'Secret sauce' enables new way to fabricate compositionally graded alloys
Research into a new, unique technology to fabricate composite metal parts for a wide range of applications operating in extreme environments across the aviation, space and energy industries is showing promise for additive manufacturing.
Developed by scientists at the Department of Energy's Oak Ridge National Laboratory, this technique enables design of compositionally graded composite parts. These components transition from high-strength superalloys to refractory alloys that can withstand extremely high temperatures—so no welding is needed.
Though superalloys and refractory alloys typically cannot be welded or joined with each other, many applications require materials with site-specific high-temperature and high-strength properties.
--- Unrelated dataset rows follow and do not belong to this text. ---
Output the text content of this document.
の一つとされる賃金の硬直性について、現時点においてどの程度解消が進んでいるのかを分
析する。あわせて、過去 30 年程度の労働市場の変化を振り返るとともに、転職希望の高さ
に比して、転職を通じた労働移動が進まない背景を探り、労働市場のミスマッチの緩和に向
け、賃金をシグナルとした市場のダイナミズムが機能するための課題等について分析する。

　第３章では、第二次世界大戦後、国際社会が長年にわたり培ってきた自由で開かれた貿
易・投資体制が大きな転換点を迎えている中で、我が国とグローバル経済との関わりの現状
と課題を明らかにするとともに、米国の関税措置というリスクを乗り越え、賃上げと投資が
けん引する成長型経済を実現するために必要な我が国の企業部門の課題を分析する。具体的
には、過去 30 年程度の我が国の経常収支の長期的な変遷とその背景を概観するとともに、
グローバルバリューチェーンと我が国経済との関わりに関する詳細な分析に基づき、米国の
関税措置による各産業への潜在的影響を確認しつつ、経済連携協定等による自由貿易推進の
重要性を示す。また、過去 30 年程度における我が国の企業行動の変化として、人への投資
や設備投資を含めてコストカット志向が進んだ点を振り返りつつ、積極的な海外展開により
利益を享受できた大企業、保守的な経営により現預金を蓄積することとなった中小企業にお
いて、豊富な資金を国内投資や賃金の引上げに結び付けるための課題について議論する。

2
"We can enable compositions that transition from one alloy to another seamlessly," said Soumya Nag, an ORNL materials scientist who is leading the studies. "We can tune a composite part that we can grade from one end to another and have high-strength and high-temperature capability on each side."
The secret is in the "sauce."
"It's like cooking. You basically have different ingredients. So, if you have more pasta on one side and more risotto on the other side, how do you continuously change from a pasta to a risotto? You change the ingredients as you move along from one end to another, and that's exactly what we do," Nag said.
The sauce in this case is a powder composed of a third transition alloy that possesses lightweight or high-temperature characteristics. Nag and team members used an additive manufacturing modality called directed energy deposition to deposit different powder compositions in an inert argon environment, changing the deposition rate as they go along.
For most structural applications, Nag said, a single alloy composition is often used to fabricate components for corrosive, high-temperature or radiative environments, but this process is expensive and compromises performance. For components requiring widely varied properties, welded parts made from dissimilar materials are often fabricated, leading to abrupt interfaces that can adversely impact performance.
In the latest studies, the scientists used powders of Inconel 718, a nickel-based alloy, and C103, a niobium-based alloy. These alloys—one high strength and the other high-temperature resistant—do not want to join and tend to create cracks when they do. But by using a blown-powder directed energy deposition beam machine and changing the rate at which the powders flow, the scientists can change the composition of the joined metals so that it has the beneficial properties of both.
The scientists designed the actual non-linear gradient pathway by coupling state-of-the-art computational thermodynamics with experimental data gathered via multiscale, high throughput characterization tools. By doing so, they successfully circumvented welding issues and joined normally nonweldable superalloys with refractory alloys.
The team analyzed the stress states of these integrated builds with neutron diffraction-based studies at ORNL, validating the computational alloy design. Currently, melt pool, thermal and strain models are being generated based on the experimental data.
"Few additive manufacturing modalities have this capability of mixing powders on the go during the build," Nag said. "This is a unique attribute that can blow powders at different rates. Now you can do temperature transition from a relatively low-temperature nickel alloy to an extremely high-temperature niobium alloy without any problem."
Among the applications for this technology are rocket engines for space, aerospace manufacturing, fusion and fission reactor fabrication, marine-related uses, renewable energy systems—anywhere an extreme environment exists, Nag said.
"We are driving toward a future where customized components with an ideal combination of component-specific performance with reduced fabrication cost may be incorporated for a wide range of applications," he said. "It could change the way components for extreme conditions are made."
Nag has filed a provisional patent application involving the materials employed and the manufacturing process. Contributing to the research are ORNL scientists Brian Jordan, Ke An, James Haley, Yousub Lee and Jaimie Tiley. Truly cross-disciplinary, the research team members from across ORNL bring expertise in physical sciences, energy science and technology, neutron sciences and computing and computational sciences.